A computer program is said to learn from experience E with respect to some class of tasks T, and performance measure P, if its performance at tasks in T, as measured by P, improves with experience E. 

Thus there are many different kinds of machine learning, depending on 
- the nature of the tasks T we wish the system to learn, 
- the nature of the performance measure P we use to evaluate the system, 
- and the nature of the training signal or experience E we give it

In this book, we will cover the most common types of ML, but from a probabilistic perspective.
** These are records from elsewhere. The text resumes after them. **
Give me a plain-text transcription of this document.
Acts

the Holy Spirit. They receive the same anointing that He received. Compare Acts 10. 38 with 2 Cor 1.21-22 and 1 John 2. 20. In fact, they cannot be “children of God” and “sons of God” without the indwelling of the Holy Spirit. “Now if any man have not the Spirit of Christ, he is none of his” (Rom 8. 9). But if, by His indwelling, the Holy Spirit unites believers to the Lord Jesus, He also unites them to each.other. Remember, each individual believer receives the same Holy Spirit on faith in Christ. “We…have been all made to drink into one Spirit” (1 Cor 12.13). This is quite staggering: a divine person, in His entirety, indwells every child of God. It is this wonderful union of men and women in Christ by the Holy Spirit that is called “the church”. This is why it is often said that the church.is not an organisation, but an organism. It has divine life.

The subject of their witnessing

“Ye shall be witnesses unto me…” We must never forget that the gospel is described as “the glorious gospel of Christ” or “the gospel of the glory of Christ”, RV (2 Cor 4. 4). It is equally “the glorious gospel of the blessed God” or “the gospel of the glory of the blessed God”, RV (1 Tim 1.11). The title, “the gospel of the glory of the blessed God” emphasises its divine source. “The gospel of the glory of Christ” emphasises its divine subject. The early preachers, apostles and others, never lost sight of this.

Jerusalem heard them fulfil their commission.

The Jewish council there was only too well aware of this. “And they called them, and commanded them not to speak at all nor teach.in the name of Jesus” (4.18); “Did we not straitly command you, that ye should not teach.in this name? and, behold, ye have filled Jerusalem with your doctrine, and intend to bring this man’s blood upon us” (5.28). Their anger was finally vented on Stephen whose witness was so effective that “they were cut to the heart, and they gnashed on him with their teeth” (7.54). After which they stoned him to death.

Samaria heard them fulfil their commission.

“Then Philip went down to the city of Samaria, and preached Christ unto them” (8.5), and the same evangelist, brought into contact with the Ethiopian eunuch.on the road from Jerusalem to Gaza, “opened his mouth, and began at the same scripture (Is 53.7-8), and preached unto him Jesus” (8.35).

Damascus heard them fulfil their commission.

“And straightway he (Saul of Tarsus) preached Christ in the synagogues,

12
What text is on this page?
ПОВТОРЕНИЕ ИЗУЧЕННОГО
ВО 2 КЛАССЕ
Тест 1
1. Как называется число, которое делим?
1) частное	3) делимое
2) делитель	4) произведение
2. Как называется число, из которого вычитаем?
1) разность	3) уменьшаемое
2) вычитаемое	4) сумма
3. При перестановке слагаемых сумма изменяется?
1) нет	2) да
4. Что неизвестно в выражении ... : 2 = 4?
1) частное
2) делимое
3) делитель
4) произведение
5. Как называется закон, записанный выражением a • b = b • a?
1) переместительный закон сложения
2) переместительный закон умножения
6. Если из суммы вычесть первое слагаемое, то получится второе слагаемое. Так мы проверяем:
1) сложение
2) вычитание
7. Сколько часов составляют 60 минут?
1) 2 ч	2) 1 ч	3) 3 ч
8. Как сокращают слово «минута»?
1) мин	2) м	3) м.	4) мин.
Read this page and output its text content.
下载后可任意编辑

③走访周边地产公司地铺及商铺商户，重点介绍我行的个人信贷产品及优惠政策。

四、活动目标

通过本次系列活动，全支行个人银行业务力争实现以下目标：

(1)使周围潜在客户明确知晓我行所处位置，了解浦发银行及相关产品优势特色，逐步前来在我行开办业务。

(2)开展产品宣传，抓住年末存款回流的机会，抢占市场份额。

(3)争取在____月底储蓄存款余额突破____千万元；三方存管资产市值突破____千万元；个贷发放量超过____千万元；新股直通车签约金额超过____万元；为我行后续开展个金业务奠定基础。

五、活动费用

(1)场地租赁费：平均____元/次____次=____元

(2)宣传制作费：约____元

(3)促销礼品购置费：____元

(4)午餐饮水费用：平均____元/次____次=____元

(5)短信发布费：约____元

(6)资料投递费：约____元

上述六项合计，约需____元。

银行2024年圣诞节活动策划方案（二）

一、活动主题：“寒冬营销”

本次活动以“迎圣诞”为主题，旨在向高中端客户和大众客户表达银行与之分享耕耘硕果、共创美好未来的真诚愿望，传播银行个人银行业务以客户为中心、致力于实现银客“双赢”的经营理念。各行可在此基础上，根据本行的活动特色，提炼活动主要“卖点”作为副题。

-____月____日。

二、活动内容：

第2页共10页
Roughly speaking, this means that we treat all unknown quantities (e.g., predictions about the future value of some quantity of interest, such as tomorrow’s temperature, or the parameters of some model) as random variables, that are endowed with probability distributions which describe a weighted set of possible values the variable may have.

There are two main reasons we adopt a probabilistic approach. 
- First, it is the optimal approach to decision making under uncertainty. 
- Second, probabilistic modeling is the language used by most other areas of science and engineering, and thus provides a unifying framework between these fields.

In [1]:
import numpy as np
import matplotlib.pyplot as plt
import os
try:
    import probml_utils as pml
except ModuleNotFoundError:
    %pip install -qq git+https://github.com/probml/probml-utils.git
    import probml_utils as pml
import seaborn as sns;
sns.set(style="ticks", color_codes=True)

from sklearn.datasets import load_iris
iris = load_iris()

# Extract numpy arrays
X = iris.data 
y = iris.target

# Convert to pandas dataframe 
df = pd.DataFrame(data=X, columns=iris.feature_names)
df['label'] = pd.Series(iris.target_names[y], dtype='category')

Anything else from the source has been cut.